When we rounded over to the unmanned aid station Jen could tell that I was chilled, insisted that I finish at my own pace so I could warm up, and sent me off with a big hug. I raced the last 8 miles with all the gusto I could muster. I stopped at the Gnome Depot just long enough to guzzle a big cup of Tailwind and drop my frozen bottle. Except for the high fives the last loop was a blur which made me later realize what I miss out on when I really race.

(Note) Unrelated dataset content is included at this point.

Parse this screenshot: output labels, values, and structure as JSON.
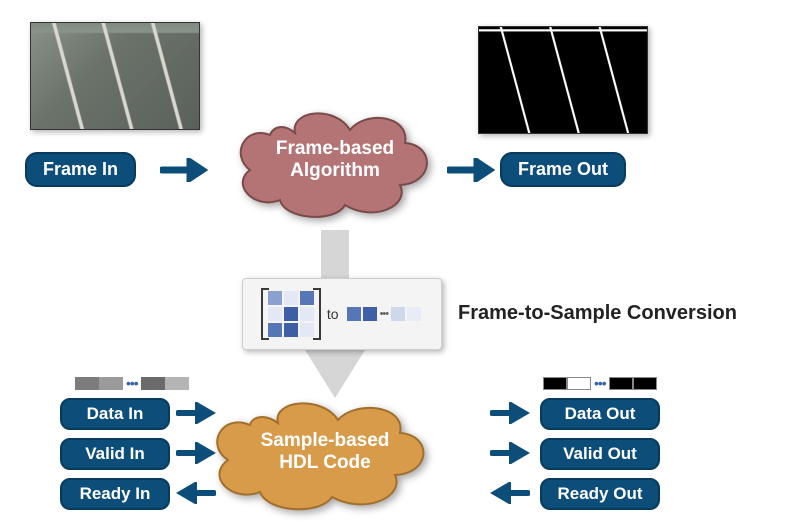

The girls met me at the heated bathroom and helped me quickly get changed into warm clothes before gathering my award and refueling on the delicious homemade soups, chili, and other goodies they had waiting for us at the finisher’s area. When Jen finished we offered up the same help to quickly get into warm clothes. We were both very happy with the race, the experience, and with our ability to problem solve and to keep ourselves level headed enough to stay on top of our nutrition. After hugs from Michele, the race director, we left Veteran Acres Park with a hot cup of cider, warm souls, and fond memories of our run through the cold forest. The Frozen Gnome truly is everything one could wish for from a winter wonderland race!

Things we learned about running in negative temperatures: 1) snot rockets don’t work in those temperatures because the snot freezes as it leaves your nose begging to stay in the warm canal. 2) keep your nutrition close to your body to keep it from freezing including your liquids 3) several small flasks tucked into pockets close to the body is preferable to a hand held bottle 4) mittens work much better than gloves - even gloves with a convertible mitten cover 5) clear anti fog glasses would have been nice to have 6) if you are unsure about your clothing being windproof enough then test it out by sticking your hand through the garment and blow to see if you feel your breath. If you feel your breath then don’t pack it 7) although very expensive, a wool shirt is worth every penny (I paid enough that I would like to be buried in it) 8) stop to eat the snow but make sure it isn’t yellow - you’ll feel like a kid 9)running with a friend is smart and safe 10)running with a friend who likes to talk as much as you do is even better. No It’s The Best!